Dan pada ayahnya, Rikkun mencoba lebih jujur dalam menceritakan apa yang dirasakannya. Dia selalu menegaskan pada putranya itu, kalau tidak suka, bilang. Jangan pasrah. Memang sulit menerapkan hal itu di lingkungan sosialnya. Karena itu, dia memaksa putranya itu untuk berlaku seperti itu di rumah, pada keluarganya sendiri. Dia tidak ingin dibohongi anaknya sendiri. Ingin tahu apa saja yang terjadi pada anaknya. Ingin tahu, apa saja yang dirasakan anaknya.

Seperti alasan mengapa Rikkun tidak langsung pulang setelah dianiaya sembilan tahun yang lalu. Mungkin tidak akan separah itu akibatnya. Butuh waktu bagi putranya itu untuk jujur. Anak itu baru mau mengatakannya setelah suaranya benar-benar kembali normal. Katanya, dia takut dimarahi. Pulang cepat, seragam kotor, wajah berantakan, tenggorokan sakit. Kamisama. Bolehkah seorang ayah menangis menggantikan anak laki-lakinya yang entah sok kuat atau terlalu tabah atau mungkin terlalu apatis sampai tidak pernah menunjukkan air matanya pada keluarganya sendiri?

Oyaji?

Mm? Dia baru menyadari bahwa dia sedang duduk memeluk putranya di serambi belakang sambil melihat bintang. “Ya, Rikkun?”

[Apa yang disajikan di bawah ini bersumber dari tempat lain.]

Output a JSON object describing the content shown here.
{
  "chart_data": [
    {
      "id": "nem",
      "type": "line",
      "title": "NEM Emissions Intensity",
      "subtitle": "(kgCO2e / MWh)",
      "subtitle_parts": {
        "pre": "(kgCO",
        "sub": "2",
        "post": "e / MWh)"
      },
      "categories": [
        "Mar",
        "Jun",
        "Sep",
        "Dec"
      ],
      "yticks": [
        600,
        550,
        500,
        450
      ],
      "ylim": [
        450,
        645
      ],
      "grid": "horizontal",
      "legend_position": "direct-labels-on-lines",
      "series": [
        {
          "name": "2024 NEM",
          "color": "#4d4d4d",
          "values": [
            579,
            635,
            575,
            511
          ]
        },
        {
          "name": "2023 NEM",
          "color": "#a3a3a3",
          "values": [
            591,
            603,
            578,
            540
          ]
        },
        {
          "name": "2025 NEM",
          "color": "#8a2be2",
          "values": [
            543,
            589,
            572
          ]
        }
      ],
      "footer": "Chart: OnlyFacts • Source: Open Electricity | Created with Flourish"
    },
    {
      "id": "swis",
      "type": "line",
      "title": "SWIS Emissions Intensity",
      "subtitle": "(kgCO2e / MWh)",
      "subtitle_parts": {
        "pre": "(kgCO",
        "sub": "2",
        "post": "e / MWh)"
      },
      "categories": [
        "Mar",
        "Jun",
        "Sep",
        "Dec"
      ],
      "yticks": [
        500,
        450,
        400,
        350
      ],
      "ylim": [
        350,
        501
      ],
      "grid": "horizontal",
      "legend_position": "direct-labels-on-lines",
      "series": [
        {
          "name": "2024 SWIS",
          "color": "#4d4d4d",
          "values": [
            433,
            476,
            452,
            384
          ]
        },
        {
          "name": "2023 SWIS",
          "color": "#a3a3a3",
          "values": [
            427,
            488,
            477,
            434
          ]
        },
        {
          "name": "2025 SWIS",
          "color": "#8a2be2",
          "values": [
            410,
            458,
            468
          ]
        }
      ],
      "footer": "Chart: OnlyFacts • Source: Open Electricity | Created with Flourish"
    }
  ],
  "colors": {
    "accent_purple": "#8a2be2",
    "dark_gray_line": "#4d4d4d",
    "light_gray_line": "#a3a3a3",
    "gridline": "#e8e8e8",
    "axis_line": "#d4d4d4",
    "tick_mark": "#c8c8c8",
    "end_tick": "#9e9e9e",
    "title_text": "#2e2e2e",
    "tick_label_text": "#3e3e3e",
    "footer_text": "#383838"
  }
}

Rikkun memberikan tatapan kesalnya karena semua ocehannya yang jarang terdengar itu, tidak ada satupun yang ditanggapi ayahnya. Tidur ah, Oyaji ngelamun, katanya sambil menyandarkan tubuh mungilnya pada tubuh besar ayahnya. Kelopak matanya pun menutup.

“Maaf.” Dikecupnya kening putranya dengan sayang. “Tidur di dalam, oke?” Digendongnya tubuh mungil itu. Seperti biasa, Rikkun tidak menolak malah merangkulkan lengannya ke leher ayahnya.

Day Two - Dad (Chapter IV)

on Saturday, June 26, 2010
Itu adalah kisah enam tahun yang lalu. Ketika putranya pertama kali ditindas oleh masyarakat dan harus berakhir di rumah sakit. Kesakitan untuk hanya sekadar bernapas. Kehilangan suara selama beberapa bulan. Fatal akibatnya untuk seorang anak-anak berusia lima tahun.

Dia masih ingat tatapan macam apa yang diberikan putranya ketika dia bersama istrinya dan Ricchan datang mengunjunginya. Tidak ada kebencian dalam bola mata coklat itu. Cuma ada kehampaan. Kosong. Dia menatap keluarganya sendiri seakan menatap orang asing. Istrinya sudah tidak tahan melihat darah dagingnya memberikan tatapan seperti itu. Hari pertama, kunjungan wanita itu ke rumah sakit, hari itu pula dia menangis tanpa henti di sisi tempat tidur Rikkun. Tapi, tak ada perubahan apapun pada tatapan Rikkun. Hampa.

Suaranya yang masih kekanak-kanakan pun hampir tak pernah terdengar lagi. Untuk meminta pertolongan seperti minta diantar ke kamar kecil atau untuk mandi, hanya dilakukannya dengan bahasa isyarat. Suara manisnya hanya terdengar ketika kesakitan yang tak tertahankan menyerangnya. Suara itupun tak lebih dari sekadar bisikan, lenguhan kesakitan.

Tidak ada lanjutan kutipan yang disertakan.